We often think of Hot House as we do some of our well-meaning but clueless relatives: we love them even if they ship their screener DVDs to us in oversized, wasteful packaging that won't even fit through our stretched-out mail hole. And like our Aunt Barbara (as well as a lot of porn companies, to be fair), Hot House also sometimes does things that make little sense to anyone but themselves--for example, the box cover for the soon-to-be-released "Paging Dr. Finger".

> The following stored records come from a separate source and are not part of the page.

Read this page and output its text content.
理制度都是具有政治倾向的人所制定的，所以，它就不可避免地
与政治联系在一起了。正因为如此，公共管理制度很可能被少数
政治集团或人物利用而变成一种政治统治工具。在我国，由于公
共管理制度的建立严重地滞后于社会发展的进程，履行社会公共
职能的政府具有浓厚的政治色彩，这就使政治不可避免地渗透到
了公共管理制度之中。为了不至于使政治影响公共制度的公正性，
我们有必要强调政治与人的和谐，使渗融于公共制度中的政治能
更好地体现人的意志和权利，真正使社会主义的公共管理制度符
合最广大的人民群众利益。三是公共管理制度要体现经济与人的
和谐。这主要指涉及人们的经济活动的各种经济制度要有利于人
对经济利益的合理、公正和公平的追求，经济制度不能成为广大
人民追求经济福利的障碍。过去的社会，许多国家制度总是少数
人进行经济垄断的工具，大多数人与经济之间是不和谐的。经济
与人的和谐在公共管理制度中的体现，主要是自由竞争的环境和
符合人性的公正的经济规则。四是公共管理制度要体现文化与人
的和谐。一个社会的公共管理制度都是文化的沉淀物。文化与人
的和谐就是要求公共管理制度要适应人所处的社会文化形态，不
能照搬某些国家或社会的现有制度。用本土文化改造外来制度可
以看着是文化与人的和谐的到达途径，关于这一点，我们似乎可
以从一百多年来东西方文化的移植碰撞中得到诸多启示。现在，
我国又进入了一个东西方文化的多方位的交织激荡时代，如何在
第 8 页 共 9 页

At the moment we've got at least three problems with this one, though data is still coming in. So far, here's what we know:
1. The title is way out there: Is it supposed to be a reference to "Paging Dr. Gupta"? Because we're not even sure that segment still runs on CNN, which means lost points for currency and obscurity. What's next--a riff on "Rhoda"? (Actually, we'd love to see a gay porn version of "Rhoda". But we digress.) We thought the title might be implying that there would be fisting going on--you know, one digit at a time--but the press copy makes no mention of that, only the usual "fucking his muscle butt" stuff. Also: when we think of fingering, we tend to think of vaginas. Which brings us to ...
2. Jake Dakota's ass has been vandalized! Specifically--and we have interns on the ground doing round-the-clock research to verify this--that shot of Jake's ass looks to be one of the Great Photoshop Disasters of Our Lifetime. Compare this eerily hairless, pre-teen version of his hole with, say, this photo from his Xtube profile. That's a fuzzy butt, no? In keeping with his whole fuzzy daddy aesthetic, no? Now look at the cover again: An oil drum full of Nair couldn't wreak such havoc on such a beautifully hairy ass. Someone in the retouching department got greedy. Not to mention that it looks just plain weird, given his swarthiness north of the equator. And finally ...
3. Who the hell uses pagers anymore?